What the statute says
DUCIOA addresses association records directly:
"shall be available for examination and copying by a unit owner or the unit owner's authorized agent" — 25 Del. C. § 81-318
The right runs to the owner and to an authorized agent — so an owner can generally send an attorney, accountant, or other representative to review records on their behalf.
How a request generally works
Under the Act, a request is typically made on five days' written notice that reasonably identifies the records sought, and the records are made available during reasonable business hours or at a mutually convenient time and location.
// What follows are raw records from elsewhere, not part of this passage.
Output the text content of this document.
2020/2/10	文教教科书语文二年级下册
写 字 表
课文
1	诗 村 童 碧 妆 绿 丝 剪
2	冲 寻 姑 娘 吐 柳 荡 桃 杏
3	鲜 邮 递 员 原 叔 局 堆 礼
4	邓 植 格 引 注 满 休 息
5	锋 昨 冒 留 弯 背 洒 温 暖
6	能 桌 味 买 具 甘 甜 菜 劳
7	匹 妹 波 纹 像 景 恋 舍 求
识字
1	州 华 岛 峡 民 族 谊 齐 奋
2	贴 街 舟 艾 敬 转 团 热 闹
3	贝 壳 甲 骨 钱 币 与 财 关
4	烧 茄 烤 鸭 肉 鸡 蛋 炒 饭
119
Two practical points fall out of that:
- A request that names the specific records (for example, "board meeting minutes for the last 12 months" or "the contract with the landscaping vendor") fits the statute's "reasonably identify" framing better than an open-ended demand for everything.
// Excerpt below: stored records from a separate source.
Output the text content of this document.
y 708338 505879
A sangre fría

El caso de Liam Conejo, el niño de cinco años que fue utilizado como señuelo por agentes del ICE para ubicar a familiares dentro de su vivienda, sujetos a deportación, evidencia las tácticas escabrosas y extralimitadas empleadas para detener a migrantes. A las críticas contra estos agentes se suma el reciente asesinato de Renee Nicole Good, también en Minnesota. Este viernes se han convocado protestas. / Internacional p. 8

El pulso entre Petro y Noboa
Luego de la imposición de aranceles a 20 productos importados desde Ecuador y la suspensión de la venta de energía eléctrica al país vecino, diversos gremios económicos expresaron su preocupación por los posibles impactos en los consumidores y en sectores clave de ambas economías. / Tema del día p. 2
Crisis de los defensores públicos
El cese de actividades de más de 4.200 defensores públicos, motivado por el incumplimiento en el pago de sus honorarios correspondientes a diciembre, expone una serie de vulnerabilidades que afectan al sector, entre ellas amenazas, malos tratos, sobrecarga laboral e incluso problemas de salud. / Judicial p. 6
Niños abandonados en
- The statute frames access around a reasonable time and place rather than an immediate handover on the spot.
Copying fees
DUCIOA allows the association to charge a reasonable fee for providing copies. A charge that looks more like a penalty than the cost of copying is the kind of thing a homeowner can raise — including with the state's HOA Ombudsperson.
What records are commonly sought
People reviewing an association's books often look at:
- Meeting minutes and notices
- The annual budget and financial statements
- Bank records and vendor contracts
- The governing documents, rules, and any adopted fine schedule
Records frequently matter in other disputes too: a fine challenge often starts by requesting the rule and fine schedule that supposedly authorized the penalty.
If the association refuses
DUCIOA makes records "available for examination and copying," so a flat refusal or indefinite stonewalling runs against the statute. Delaware homeowners have two avenues that many states lack and have in common: the state DOJ's Common Interest Community Ombudsperson, and, for unresolved disputes, a licensed Delaware attorney who can advise on enforcing the right under § 81-318.